Sesya hanyalah seorang murid Mageìa High School biasa yang memiliki kisah hidup monoton. Tak ada yang menarik dari hidupnya hingga sosok lelaki mendatanginya dan mengaku sebagai anaknya dari masa depan.
Benarkah lelaki itu adalah anaknya dari masa d...
Jarum jam baru menunjukkan pukul tujuh pagi. Belum banyak murid yang berlalu-lalang di koridor seperti biasa. Sesya semakin mempercepat langkah menuju ruang kelas yang terletak di ujung lorong.
Malam tadi, Sesya terpaksa tidur lebih larut. Pasalnya Filo terus memaksa untuk menemani ia bermain game di playstation milik Adam, ayah Sesya. Alhasil Sesya kesiangan dan tidak sempat sarapan sebelum berangkan ke sekolah.
Ck, awas aja kau Filo kalau aku sampai dihukum sama bu Sari!

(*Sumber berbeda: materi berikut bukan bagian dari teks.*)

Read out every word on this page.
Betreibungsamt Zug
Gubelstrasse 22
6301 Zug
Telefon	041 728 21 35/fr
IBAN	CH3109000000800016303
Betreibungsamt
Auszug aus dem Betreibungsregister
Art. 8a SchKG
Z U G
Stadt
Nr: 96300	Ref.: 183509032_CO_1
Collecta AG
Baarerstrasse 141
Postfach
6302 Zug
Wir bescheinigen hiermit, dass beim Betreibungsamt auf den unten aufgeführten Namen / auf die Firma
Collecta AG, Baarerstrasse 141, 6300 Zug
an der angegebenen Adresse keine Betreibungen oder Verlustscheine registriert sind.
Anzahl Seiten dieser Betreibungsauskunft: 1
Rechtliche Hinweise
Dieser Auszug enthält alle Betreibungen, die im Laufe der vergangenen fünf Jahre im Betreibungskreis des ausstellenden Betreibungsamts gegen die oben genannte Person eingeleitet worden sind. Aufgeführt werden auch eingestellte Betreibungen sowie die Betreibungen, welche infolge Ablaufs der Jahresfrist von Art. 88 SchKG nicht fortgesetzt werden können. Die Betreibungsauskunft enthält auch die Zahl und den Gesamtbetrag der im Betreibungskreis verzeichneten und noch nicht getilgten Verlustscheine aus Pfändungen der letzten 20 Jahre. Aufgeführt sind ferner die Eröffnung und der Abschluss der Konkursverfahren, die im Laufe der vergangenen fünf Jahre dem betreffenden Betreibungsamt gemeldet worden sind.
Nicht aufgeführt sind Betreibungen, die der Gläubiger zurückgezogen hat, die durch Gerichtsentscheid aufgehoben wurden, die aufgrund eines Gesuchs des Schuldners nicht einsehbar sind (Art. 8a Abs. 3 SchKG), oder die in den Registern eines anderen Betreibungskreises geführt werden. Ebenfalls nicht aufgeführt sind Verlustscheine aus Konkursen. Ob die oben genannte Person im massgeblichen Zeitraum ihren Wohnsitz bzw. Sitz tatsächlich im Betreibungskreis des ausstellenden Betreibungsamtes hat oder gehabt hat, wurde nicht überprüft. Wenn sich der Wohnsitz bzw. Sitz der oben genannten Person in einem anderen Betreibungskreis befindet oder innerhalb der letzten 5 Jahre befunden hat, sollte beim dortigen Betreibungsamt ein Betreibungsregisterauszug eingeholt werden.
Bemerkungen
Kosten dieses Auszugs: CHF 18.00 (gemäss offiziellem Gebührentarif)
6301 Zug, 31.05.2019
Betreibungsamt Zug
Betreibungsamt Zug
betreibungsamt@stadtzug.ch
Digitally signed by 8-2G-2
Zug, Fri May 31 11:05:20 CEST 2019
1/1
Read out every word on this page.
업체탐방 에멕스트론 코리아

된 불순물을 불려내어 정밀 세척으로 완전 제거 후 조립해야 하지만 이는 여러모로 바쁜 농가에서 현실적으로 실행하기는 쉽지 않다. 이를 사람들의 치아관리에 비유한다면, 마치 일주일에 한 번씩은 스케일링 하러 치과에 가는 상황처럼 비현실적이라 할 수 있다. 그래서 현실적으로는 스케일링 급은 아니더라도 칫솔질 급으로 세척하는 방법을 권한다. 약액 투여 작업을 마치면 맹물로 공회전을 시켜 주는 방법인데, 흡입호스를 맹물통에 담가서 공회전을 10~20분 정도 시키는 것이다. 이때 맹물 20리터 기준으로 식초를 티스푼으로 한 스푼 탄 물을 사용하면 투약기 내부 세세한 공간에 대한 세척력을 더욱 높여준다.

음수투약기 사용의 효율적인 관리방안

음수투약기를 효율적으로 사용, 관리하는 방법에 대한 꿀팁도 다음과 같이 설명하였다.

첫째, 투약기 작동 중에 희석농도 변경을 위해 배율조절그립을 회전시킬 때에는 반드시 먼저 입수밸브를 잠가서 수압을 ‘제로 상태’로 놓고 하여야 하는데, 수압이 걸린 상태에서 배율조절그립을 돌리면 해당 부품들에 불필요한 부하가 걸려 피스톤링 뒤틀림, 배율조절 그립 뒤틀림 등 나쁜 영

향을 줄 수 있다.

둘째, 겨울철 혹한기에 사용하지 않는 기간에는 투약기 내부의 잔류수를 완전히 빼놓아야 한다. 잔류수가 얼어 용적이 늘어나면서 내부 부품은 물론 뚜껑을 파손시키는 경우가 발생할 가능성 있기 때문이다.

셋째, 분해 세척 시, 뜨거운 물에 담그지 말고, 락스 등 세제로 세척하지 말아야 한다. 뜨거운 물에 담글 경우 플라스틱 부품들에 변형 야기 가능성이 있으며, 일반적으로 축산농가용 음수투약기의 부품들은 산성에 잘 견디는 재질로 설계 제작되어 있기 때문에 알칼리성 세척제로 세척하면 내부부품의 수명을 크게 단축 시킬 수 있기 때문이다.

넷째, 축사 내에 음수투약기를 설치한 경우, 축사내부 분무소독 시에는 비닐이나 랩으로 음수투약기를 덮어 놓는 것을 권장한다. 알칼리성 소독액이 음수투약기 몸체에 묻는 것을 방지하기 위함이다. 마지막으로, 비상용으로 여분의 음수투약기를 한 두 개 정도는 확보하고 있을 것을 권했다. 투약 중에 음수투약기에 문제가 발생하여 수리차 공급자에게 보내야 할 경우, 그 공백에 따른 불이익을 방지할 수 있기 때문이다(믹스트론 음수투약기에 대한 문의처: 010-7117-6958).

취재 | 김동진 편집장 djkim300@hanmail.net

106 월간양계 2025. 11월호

Setelah berlari kecil, akhirnya Sesya tiba di depan kelas. Ia berjinjit dan mengintip ke dalam kelas melalui jendela kaca kelasnya. Dewi Fortuna seakan sedang berada di pihaknya, belum ada guru yang masuk ke dalam kelas.
Syukurlah.
Sesya pun melangkah masuk dengan perasaan lega. Namun, sesampainya di dalam, kedua bola mata Sesya membulat lebar ketika mendapati mejanya dipenuhi oleh kata-kata kotor.
Manik cokelatnya menatap satu per satu penghuni kelas. Namun, tak ada satu pun dari mereka yang mau mengangkat suara. Mereka memilih membuang muka dan bersikap seolah tidak tahu apa-apa.
“Kau tau siapa pelakunya?” tanya Sesya pada Cindy, gadis berambut pendek sebahu yang duduk di sebelahnya.
Namun, garis itu ikut membuang muka, menulikan telinga seakan tidak mendengar pertanyaan yang diajukan Sesya.
“Cin, kau beneran gak tahu siapa yang coret mejaku?” tanya Sesya lagi, tetapi hasilnya sama saja. Cindy masih mengunci mulut erat.
Sesya menghela napas lalu mengeluarkan beberapa lembar tisu basah dari dalam ransel untuk membersihkan mejanya. Untunglah hanya dicoret dengan spidol biasa, tidak permanent sehingga ia tidak susah untuk mengahapusnya.
“Sini kubantu,” tawar seorang lelaki.
Sesya menoleh ke samping, menatap lelaki dengan rahang tajam yang menawarkan bantuan. Tertulis ‘Albiru Kawakibi’ pada name tag yang terpasang di seragamnya.
“Hei.” Lelaki itu menjentikkan jari di depan wajah Sesya, membuat empunya tersentak kaget.
“Hah? Gak papa, biar aku aja.”
Lelaki yang akrab dipanggil Biru itu memutar bola mata malas lalu mengambil paksa tisu basah dari tangan Sesya, kemudian membersihkan seluruh meja Sesya hingga ‘tak tersisa bekas coretan lagi.
“Terima kasih banyak,ya, hm Albi ... ru?”
“Biru aja,” jawab Biru dingin lalu melangkah keluar untuk membuang tisu bekas.
***
Berbicara Dewi Fortuna, sepertinya ia tidak berpihak pada Sesya hari ini. Kesialan datang bertubi-tubi padanya. Selain perang dingin dengan seisi kelas, Sari, si guru killer malah memberi mereka tugas kelompok.
Jangankan untuk membentuk kelompok, berbicara seperti biasa saja tidak ada yang mau. Sesya tertunduk lesu di bangku. Tidak ada yang menginginkan keberadaannya jadi bagian anggota kelompok mereka.
Menyedihkan sekali kau, Sya!
“Mau gabung?” tawar Biru yang tiba-tiba sudah berdiri di sebelah Sesya. “Kebetulan kami kurang satu orang lagi.”
Seorang lelaki berkulit lebih gelap ikut berdiri di sebelau Biru. Ia menyengir lebar. “Hai, mau gabung gak sama kelompok orang-orang keren?” sapanya ramah dengan senyum manis, seperti tupai.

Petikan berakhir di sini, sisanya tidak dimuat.